そこで、これらの症状を改善する薬としてイグラチモド(商品名:コルベット、ケアラム)が使用されます。イグラチモドは抗リウマチ薬と呼ばれる種類の薬になります。

 

 イグラチモド(商品名:コルベット、ケアラム)の作用機序
関節リウマチでは関節の滑膜に炎症が起こっており、これによって骨の破壊が進行してしまいます。この炎症は免疫系の暴走によって起こっています。

 

病原菌を退治するために重要な免疫ですが、本来は認識しないはずの自分を敵と考えて攻撃を始めてしまいます。これが自己免疫疾患です。そのため、自己免疫疾患を治療するためには免疫の働きを抑えれば良いことが分かります。

 

イグラチモド(商品名:コルベット、ケアラム)は免疫機構を抑制する働きがあり、これによって関節リウマチを治療することができます。

 

免疫反応には抗体が重要となりますが、これは免疫細胞の中でも抗体産生にはB細胞が関わっています。イグラチモドはB細胞の働きを抑える作用があり、抗体が作られる過程を阻害します。

 

また、炎症が起こるためにはシグナルが作用する必要がありますが、これら炎症を引き起こす物質としてサイトカインと呼ばれる物質が関わっています。サイトカインは細かく分けることができ、TNF-αやIL-1、IL-2、IL-6などが知られています。

 

イグラチモドはこれら炎症を引き起こすシグナルであるサイトカインの産生を抑制することによっても関節リウマチを治療します。

 

なお、これら「B細胞の抗体産生」や「炎症を引き起こすサイトカインの産生」はNFκBと呼ばれる物質が関わっています。
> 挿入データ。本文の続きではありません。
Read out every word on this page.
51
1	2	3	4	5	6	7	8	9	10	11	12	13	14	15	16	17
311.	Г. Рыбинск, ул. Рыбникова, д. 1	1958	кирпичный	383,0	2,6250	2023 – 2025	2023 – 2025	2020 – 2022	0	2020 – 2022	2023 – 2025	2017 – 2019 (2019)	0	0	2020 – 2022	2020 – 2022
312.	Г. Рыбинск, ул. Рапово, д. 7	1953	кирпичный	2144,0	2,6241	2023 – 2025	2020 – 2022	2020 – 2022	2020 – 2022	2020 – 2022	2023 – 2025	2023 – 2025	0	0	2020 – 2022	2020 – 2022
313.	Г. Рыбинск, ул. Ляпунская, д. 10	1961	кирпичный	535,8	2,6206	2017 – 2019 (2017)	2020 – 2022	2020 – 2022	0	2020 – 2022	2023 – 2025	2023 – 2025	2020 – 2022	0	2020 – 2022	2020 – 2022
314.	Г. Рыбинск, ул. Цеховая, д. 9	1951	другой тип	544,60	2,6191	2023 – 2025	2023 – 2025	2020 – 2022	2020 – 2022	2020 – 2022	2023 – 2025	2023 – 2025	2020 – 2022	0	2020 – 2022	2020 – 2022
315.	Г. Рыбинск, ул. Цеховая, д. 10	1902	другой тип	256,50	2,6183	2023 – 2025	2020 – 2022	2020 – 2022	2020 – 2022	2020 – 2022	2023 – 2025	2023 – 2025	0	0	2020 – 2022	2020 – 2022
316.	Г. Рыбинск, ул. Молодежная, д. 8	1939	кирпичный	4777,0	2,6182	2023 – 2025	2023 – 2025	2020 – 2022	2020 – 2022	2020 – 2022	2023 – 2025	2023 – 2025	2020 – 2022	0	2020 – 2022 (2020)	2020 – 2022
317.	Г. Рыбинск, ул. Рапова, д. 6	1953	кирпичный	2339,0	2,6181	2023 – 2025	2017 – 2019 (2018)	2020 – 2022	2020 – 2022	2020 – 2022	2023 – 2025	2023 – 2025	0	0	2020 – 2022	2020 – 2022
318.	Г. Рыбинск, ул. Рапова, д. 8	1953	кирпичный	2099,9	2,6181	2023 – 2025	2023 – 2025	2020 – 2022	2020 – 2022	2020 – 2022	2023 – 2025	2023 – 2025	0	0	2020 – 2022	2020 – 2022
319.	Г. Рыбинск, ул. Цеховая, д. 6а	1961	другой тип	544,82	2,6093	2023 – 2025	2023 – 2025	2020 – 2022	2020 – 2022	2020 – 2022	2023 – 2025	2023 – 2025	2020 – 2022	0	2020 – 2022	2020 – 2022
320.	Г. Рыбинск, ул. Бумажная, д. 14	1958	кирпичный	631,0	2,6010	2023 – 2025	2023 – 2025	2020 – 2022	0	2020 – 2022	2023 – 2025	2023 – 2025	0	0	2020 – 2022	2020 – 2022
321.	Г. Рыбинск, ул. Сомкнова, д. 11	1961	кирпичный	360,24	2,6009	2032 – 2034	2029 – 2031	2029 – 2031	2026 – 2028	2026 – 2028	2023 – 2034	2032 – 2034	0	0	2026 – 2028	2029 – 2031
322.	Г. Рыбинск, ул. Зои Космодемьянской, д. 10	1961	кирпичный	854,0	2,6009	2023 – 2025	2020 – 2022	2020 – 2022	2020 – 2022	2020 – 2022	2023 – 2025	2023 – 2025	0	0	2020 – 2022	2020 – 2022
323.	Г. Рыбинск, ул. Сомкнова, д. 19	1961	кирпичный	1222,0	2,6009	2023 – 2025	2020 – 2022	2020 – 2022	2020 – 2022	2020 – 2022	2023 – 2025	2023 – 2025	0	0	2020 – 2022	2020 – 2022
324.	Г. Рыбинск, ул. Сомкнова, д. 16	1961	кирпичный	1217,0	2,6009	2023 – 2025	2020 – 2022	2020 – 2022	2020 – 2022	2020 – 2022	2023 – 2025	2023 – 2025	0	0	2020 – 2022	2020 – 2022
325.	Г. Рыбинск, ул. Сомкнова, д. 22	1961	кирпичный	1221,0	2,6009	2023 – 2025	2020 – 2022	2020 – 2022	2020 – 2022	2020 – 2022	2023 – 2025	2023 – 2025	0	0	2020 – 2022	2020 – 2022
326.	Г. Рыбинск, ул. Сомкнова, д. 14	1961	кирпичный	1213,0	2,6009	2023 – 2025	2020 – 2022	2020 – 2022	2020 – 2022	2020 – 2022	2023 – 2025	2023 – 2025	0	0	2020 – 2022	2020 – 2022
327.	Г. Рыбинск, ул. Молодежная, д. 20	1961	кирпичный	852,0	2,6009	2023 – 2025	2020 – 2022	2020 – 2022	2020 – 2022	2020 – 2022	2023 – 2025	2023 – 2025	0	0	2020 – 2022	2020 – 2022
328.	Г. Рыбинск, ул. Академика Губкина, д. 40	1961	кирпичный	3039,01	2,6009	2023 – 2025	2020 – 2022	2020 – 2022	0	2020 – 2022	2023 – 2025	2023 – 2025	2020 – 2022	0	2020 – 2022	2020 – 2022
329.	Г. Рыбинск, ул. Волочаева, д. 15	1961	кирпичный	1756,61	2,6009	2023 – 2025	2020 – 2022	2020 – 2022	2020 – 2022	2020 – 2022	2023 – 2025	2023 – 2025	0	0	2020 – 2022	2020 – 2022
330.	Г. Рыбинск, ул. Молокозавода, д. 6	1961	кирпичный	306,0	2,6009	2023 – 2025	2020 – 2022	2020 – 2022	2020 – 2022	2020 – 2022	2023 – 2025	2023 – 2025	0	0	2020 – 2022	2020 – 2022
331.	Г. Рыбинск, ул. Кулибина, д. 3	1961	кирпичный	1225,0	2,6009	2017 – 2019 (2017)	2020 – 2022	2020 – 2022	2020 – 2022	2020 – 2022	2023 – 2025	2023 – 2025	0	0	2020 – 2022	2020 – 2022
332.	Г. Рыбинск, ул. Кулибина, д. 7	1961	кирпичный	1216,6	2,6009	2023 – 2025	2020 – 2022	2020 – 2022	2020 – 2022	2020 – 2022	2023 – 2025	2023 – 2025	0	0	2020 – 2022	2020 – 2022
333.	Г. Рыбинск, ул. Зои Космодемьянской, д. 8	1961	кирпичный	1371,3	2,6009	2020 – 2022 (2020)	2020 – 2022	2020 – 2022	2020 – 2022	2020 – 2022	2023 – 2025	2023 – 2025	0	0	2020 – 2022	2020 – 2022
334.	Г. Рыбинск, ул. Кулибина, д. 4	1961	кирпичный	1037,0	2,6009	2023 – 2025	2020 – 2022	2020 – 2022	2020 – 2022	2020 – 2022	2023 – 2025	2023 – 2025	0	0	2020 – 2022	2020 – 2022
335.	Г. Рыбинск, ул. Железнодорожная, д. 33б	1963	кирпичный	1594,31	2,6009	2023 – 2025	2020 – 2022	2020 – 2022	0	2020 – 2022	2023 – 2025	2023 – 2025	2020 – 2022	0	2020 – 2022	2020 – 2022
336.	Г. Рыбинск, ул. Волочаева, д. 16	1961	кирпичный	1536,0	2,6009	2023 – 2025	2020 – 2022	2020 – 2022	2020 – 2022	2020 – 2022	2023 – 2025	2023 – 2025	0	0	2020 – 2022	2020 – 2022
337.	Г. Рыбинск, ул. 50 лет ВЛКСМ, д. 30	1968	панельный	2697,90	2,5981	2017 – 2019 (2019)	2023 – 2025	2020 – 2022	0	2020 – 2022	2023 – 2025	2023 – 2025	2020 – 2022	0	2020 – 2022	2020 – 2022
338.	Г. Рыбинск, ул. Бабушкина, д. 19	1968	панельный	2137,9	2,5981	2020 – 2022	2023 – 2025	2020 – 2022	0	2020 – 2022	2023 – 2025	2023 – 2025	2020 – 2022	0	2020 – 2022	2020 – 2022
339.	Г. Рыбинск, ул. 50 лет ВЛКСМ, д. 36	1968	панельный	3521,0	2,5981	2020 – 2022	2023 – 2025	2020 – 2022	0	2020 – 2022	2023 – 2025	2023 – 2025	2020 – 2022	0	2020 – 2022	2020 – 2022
つまり、NFκBを阻害すれば、先に挙げた機構を阻害する事ができます。

 

 コルベット、ケアラム(イグラチモド)の作用機序

 

イグラチモドはNFκBを阻害する作用があるため、結果として「B細胞の抗体産生」や「炎症を引き起こすサイトカインの産生」を抑えるのです。

 

このような作用機序によって関節リウマチを治療する薬がイグラチモド(商品名:コルベット、ケアラム)です。

 

 

 イグラチモド(商品名:コルベット、ケアラム)の特徴
抗リウマチ薬の中でも、イグラチモド(商品名:コルベット、ケアラム)は国内で創出された医薬品です。その治療効果は薬を投与して8週間経過した後から表れはじめます。

 

関節リウマチに対する治療効果は強く、同じ抗リウマチ薬であるサラゾスルファピリジン(商品名:アザルフィジンEN)に対しても効果が劣らないことが臨床試験で分かっています。

 

イグラチモド(商品名:コルベット、ケアラム)を単独で使用することでも効果が認められていますが、関節リウマチの治療薬として多用されるメトトレキサート(商品名:リウマトレックス)と併用することによって、より関節リウマチを改善させることができます。

 

メトトレキサートの効果が不十分な患者に対してイグラチモドを上乗せした結果、有意な改善効果を得られたことが示されています。

 

このような特徴により、過剰な免疫反応を抑制することによって関節リウマチを治療する薬がイグラチモド(商品名:コルベット、ケアラム)です。